Tim Smith, chief executive of the Food Standards Agency (FSA), has called on bakers to meet his specialists to thrash out realistic targets for salt reduction in bread.
The move follows industry criticism that the revised 2012 targets published in May were not technically achievable.
At the Federation of Bakers' annual conference last month, Smith acknowledged that the "one size fits all" approach of the new targets was "not particularly helpful". His comments came in the week the FSA published revised voluntary targets for 80 food categories, which included a maximum of 400mg of sodium (1g salt) per 100g of bread and rolls.
"There's no point in setting impossible targets," said Smith. "We want a strong and vibrant bread industry. We need to have a salt reduction target that is achievable. We need to get back together in a room to sort it out."
At a separate meeting in the same week, Marks & Spencer (M&S) technical manager Simon Allison admitted the retailer had overstepped consumer acceptance in its salt reduction. "For some products we went too far," said Allison.

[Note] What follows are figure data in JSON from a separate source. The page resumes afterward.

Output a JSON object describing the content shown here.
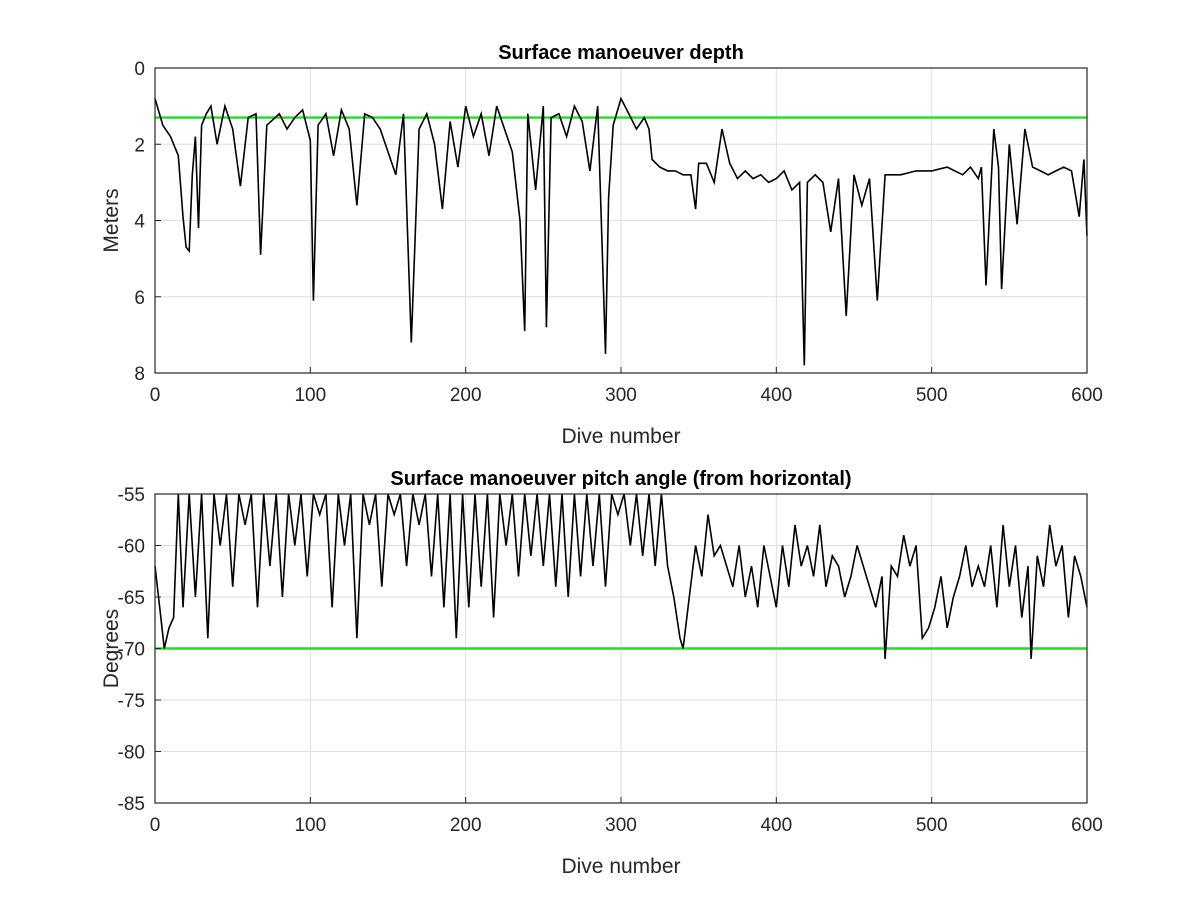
{
  "chart_data": [
    {
      "type": "line",
      "title": "Surface manoeuver depth",
      "xlabel": "Dive number",
      "ylabel": "Meters",
      "xlim": [
        0,
        600
      ],
      "ylim": [
        0,
        8
      ],
      "y_reversed": true,
      "grid": true,
      "xticks": [
        0,
        100,
        200,
        300,
        400,
        500,
        600
      ],
      "yticks": [
        0,
        2,
        4,
        6,
        8
      ],
      "reference_line": {
        "y": 1.3,
        "color": "#22dd22"
      },
      "series": [
        {
          "color": "#000000",
          "x": [
            0,
            5,
            10,
            15,
            18,
            20,
            22,
            24,
            26,
            28,
            30,
            33,
            36,
            40,
            45,
            50,
            55,
            60,
            65,
            68,
            72,
            80,
            85,
            90,
            95,
            100,
            102,
            105,
            110,
            115,
            120,
            125,
            130,
            135,
            140,
            145,
            150,
            155,
            160,
            165,
            170,
            175,
            180,
            185,
            190,
            195,
            200,
            205,
            210,
            215,
            220,
            225,
            230,
            235,
            238,
            240,
            245,
            250,
            252,
            255,
            260,
            265,
            270,
            275,
            280,
            285,
            290,
            292,
            295,
            300,
            305,
            310,
            315,
            318,
            320,
            325,
            330,
            335,
            340,
            345,
            348,
            350,
            355,
            360,
            365,
            370,
            375,
            380,
            385,
            390,
            395,
            400,
            405,
            410,
            415,
            418,
            420,
            425,
            430,
            435,
            440,
            445,
            450,
            455,
            460,
            465,
            470,
            480,
            490,
            500,
            510,
            520,
            525,
            530,
            532,
            535,
            540,
            543,
            545,
            550,
            555,
            560,
            565,
            570,
            575,
            580,
            585,
            590,
            595,
            598,
            600
          ],
          "y": [
            0.8,
            1.5,
            1.8,
            2.3,
            3.9,
            4.7,
            4.8,
            2.8,
            1.8,
            4.2,
            1.5,
            1.2,
            1.0,
            2.0,
            1.0,
            1.6,
            3.1,
            1.3,
            1.2,
            4.9,
            1.5,
            1.2,
            1.6,
            1.3,
            1.1,
            1.9,
            6.1,
            1.5,
            1.2,
            2.3,
            1.1,
            1.6,
            3.6,
            1.2,
            1.3,
            1.6,
            2.2,
            2.8,
            1.2,
            7.2,
            1.6,
            1.2,
            2.0,
            3.7,
            1.4,
            2.6,
            1.0,
            1.8,
            1.2,
            2.3,
            1.0,
            1.6,
            2.2,
            4.0,
            6.9,
            1.2,
            3.2,
            1.0,
            6.8,
            1.3,
            1.2,
            1.8,
            1.0,
            1.4,
            2.7,
            1.0,
            7.5,
            3.4,
            1.5,
            0.8,
            1.2,
            1.6,
            1.3,
            1.6,
            2.4,
            2.6,
            2.7,
            2.7,
            2.8,
            2.8,
            3.7,
            2.5,
            2.5,
            3.0,
            1.6,
            2.5,
            2.9,
            2.7,
            2.9,
            2.8,
            3.0,
            2.9,
            2.7,
            3.2,
            3.0,
            7.8,
            3.0,
            2.8,
            3.0,
            4.3,
            2.9,
            6.5,
            2.8,
            3.6,
            2.9,
            6.1,
            2.8,
            2.8,
            2.7,
            2.7,
            2.6,
            2.8,
            2.6,
            2.9,
            2.6,
            5.7,
            1.6,
            2.6,
            5.8,
            2.0,
            4.1,
            1.6,
            2.6,
            2.7,
            2.8,
            2.7,
            2.6,
            2.7,
            3.9,
            2.4,
            4.4
          ]
        }
      ]
    },
    {
      "type": "line",
      "title": "Surface manoeuver pitch angle (from horizontal)",
      "xlabel": "Dive number",
      "ylabel": "Degrees",
      "xlim": [
        0,
        600
      ],
      "ylim": [
        -85,
        -55
      ],
      "grid": true,
      "xticks": [
        0,
        100,
        200,
        300,
        400,
        500,
        600
      ],
      "yticks": [
        -55,
        -60,
        -65,
        -70,
        -75,
        -80,
        -85
      ],
      "reference_line": {
        "y": -70,
        "color": "#22dd22"
      },
      "series": [
        {
          "color": "#000000",
          "x": [
            0,
            3,
            6,
            9,
            12,
            15,
            18,
            22,
            26,
            30,
            34,
            38,
            42,
            46,
            50,
            54,
            58,
            62,
            66,
            70,
            74,
            78,
            82,
            86,
            90,
            94,
            98,
            102,
            106,
            110,
            114,
            118,
            122,
            126,
            130,
            134,
            138,
            142,
            146,
            150,
            154,
            158,
            162,
            166,
            170,
            174,
            178,
            182,
            186,
            190,
            194,
            198,
            202,
            206,
            210,
            214,
            218,
            222,
            226,
            230,
            234,
            238,
            242,
            246,
            250,
            254,
            258,
            262,
            266,
            270,
            274,
            278,
            282,
            286,
            290,
            294,
            298,
            302,
            306,
            310,
            314,
            318,
            322,
            326,
            330,
            334,
            338,
            340,
            344,
            348,
            352,
            356,
            360,
            364,
            368,
            372,
            376,
            380,
            384,
            388,
            392,
            396,
            400,
            404,
            408,
            412,
            416,
            420,
            424,
            428,
            432,
            436,
            440,
            444,
            448,
            452,
            456,
            460,
            464,
            468,
            470,
            474,
            478,
            482,
            486,
            490,
            494,
            498,
            502,
            506,
            510,
            514,
            518,
            522,
            526,
            530,
            534,
            538,
            542,
            546,
            550,
            554,
            558,
            562,
            564,
            568,
            572,
            576,
            580,
            584,
            588,
            592,
            596,
            600
          ],
          "y": [
            -62,
            -66,
            -70,
            -68,
            -67,
            -55,
            -66,
            -55,
            -65,
            -55,
            -69,
            -55,
            -60,
            -55,
            -64,
            -55,
            -58,
            -55,
            -66,
            -55,
            -62,
            -55,
            -65,
            -55,
            -60,
            -55,
            -63,
            -55,
            -57,
            -55,
            -66,
            -55,
            -60,
            -55,
            -69,
            -55,
            -58,
            -55,
            -64,
            -55,
            -57,
            -55,
            -62,
            -55,
            -58,
            -55,
            -63,
            -55,
            -66,
            -55,
            -69,
            -55,
            -66,
            -55,
            -64,
            -55,
            -67,
            -55,
            -60,
            -55,
            -63,
            -55,
            -61,
            -55,
            -62,
            -55,
            -64,
            -55,
            -65,
            -55,
            -63,
            -55,
            -62,
            -55,
            -64,
            -55,
            -57,
            -55,
            -60,
            -55,
            -61,
            -55,
            -62,
            -55,
            -62,
            -65,
            -69,
            -70,
            -65,
            -60,
            -63,
            -57,
            -61,
            -60,
            -62,
            -64,
            -60,
            -65,
            -62,
            -66,
            -60,
            -63,
            -66,
            -60,
            -64,
            -58,
            -62,
            -60,
            -63,
            -58,
            -64,
            -61,
            -62,
            -65,
            -63,
            -60,
            -62,
            -64,
            -66,
            -63,
            -71,
            -62,
            -63,
            -59,
            -62,
            -60,
            -69,
            -68,
            -66,
            -63,
            -68,
            -65,
            -63,
            -60,
            -64,
            -62,
            -64,
            -60,
            -66,
            -58,
            -64,
            -60,
            -67,
            -62,
            -71,
            -61,
            -64,
            -58,
            -62,
            -60,
            -67,
            -61,
            -63,
            -66
          ]
        }
      ]
    }
  ]
}
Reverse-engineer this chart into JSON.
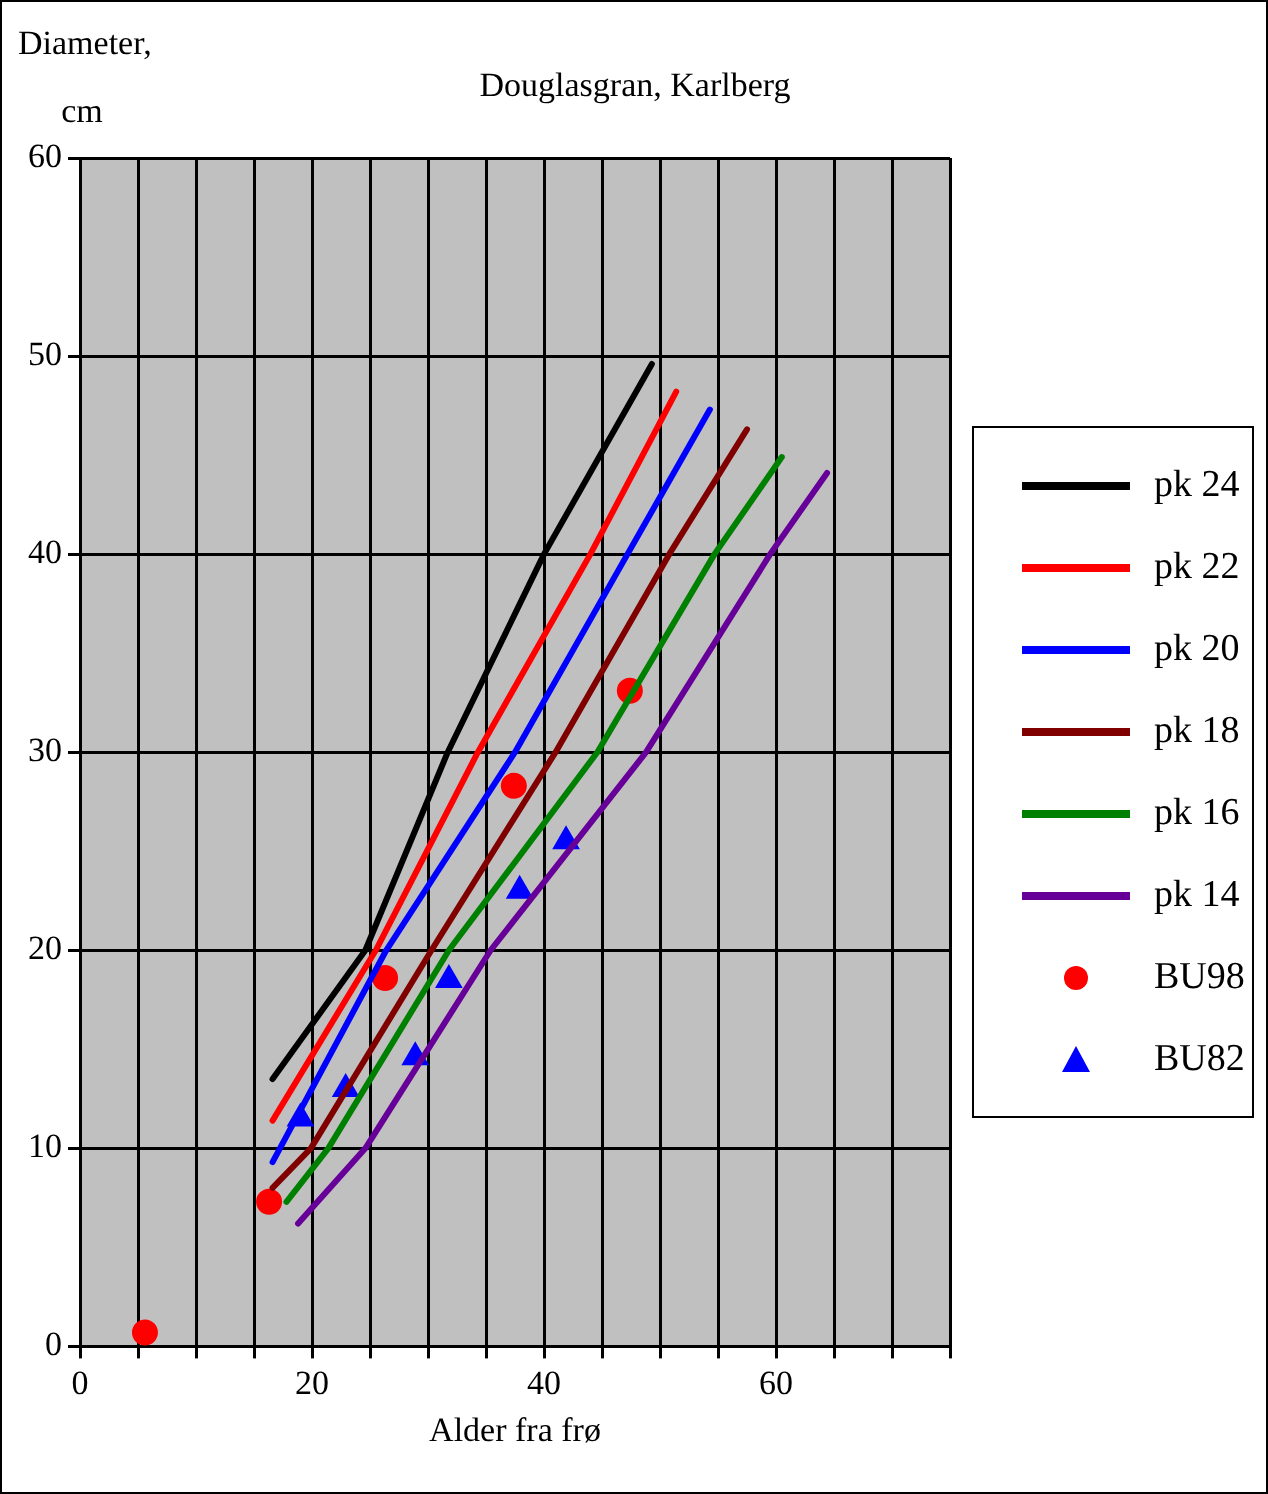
{
  "chart_data": {
    "type": "line",
    "title": "Douglasgran, Karlberg",
    "xlabel": "Alder fra frø",
    "ylabel": "Diameter, cm",
    "xlim": [
      0,
      75
    ],
    "ylim": [
      0,
      60
    ],
    "xticks": [
      0,
      {
        "value": 5,
        "label": null
      },
      {
        "value": 10,
        "label": null
      },
      {
        "value": 15,
        "label": null
      },
      20,
      {
        "value": 25,
        "label": null
      },
      {
        "value": 30,
        "label": null
      },
      {
        "value": 35,
        "label": null
      },
      40,
      {
        "value": 45,
        "label": null
      },
      {
        "value": 50,
        "label": null
      },
      {
        "value": 55,
        "label": null
      },
      60,
      {
        "value": 65,
        "label": null
      },
      {
        "value": 70,
        "label": null
      },
      {
        "value": 75,
        "label": null
      }
    ],
    "yticks": [
      0,
      10,
      20,
      30,
      40,
      50,
      60
    ],
    "grid": true,
    "legend": "right",
    "line_style": "solid",
    "series": [
      {
        "name": "pk 24",
        "type": "line",
        "color": "#000000",
        "marker": "none",
        "x": [
          16.6,
          24.6,
          31.7,
          40.0,
          49.3
        ],
        "values": [
          13.5,
          20,
          30,
          40,
          49.6
        ]
      },
      {
        "name": "pk 22",
        "type": "line",
        "color": "#ff0000",
        "marker": "none",
        "x": [
          16.6,
          25.5,
          34.3,
          44.0,
          51.4
        ],
        "values": [
          11.4,
          20,
          30,
          40,
          48.2
        ]
      },
      {
        "name": "pk 20",
        "type": "line",
        "color": "#0000ff",
        "marker": "none",
        "x": [
          16.6,
          26.4,
          37.5,
          47.2,
          54.3
        ],
        "values": [
          9.3,
          20,
          30,
          40,
          47.3
        ]
      },
      {
        "name": "pk 18",
        "type": "line",
        "color": "#800000",
        "marker": "none",
        "x": [
          16.6,
          19.9,
          30.3,
          41.0,
          50.8,
          57.5
        ],
        "values": [
          8.0,
          10,
          20,
          30,
          40,
          46.3
        ]
      },
      {
        "name": "pk 16",
        "type": "line",
        "color": "#008000",
        "marker": "none",
        "x": [
          17.8,
          21.4,
          31.8,
          44.6,
          54.7,
          60.5
        ],
        "values": [
          7.3,
          10,
          20,
          30,
          40,
          44.9
        ]
      },
      {
        "name": "pk 14",
        "type": "line",
        "color": "#660099",
        "marker": "none",
        "x": [
          18.8,
          24.6,
          35.4,
          48.8,
          59.5,
          64.4
        ],
        "values": [
          6.2,
          10,
          20,
          30,
          40,
          44.1
        ]
      },
      {
        "name": "BU98",
        "type": "scatter",
        "color": "#ff0000",
        "marker": "circle",
        "x": [
          5.6,
          16.3,
          26.3,
          37.4,
          47.4
        ],
        "values": [
          0.7,
          7.3,
          18.6,
          28.3,
          33.1
        ]
      },
      {
        "name": "BU82",
        "type": "scatter",
        "color": "#0000ff",
        "marker": "triangle",
        "x": [
          19.0,
          22.9,
          28.9,
          31.8,
          37.9,
          41.9
        ],
        "values": [
          11.5,
          13.0,
          14.6,
          18.5,
          23.0,
          25.5
        ]
      }
    ]
  }
}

He said M&S would not increase salt content across the board, but was considering doing so for products where it had reduced salt content to levels below comparable brands. Older consumers in particular rejected "insufficiently seasoned" products, he said.
At the Scottish Food and Drink Federation's conference in May, Fraser Hogg, technical director of ingredients supplier Macphie of Glenbervie, said: "The FSA's proposals aren't always commercially practical."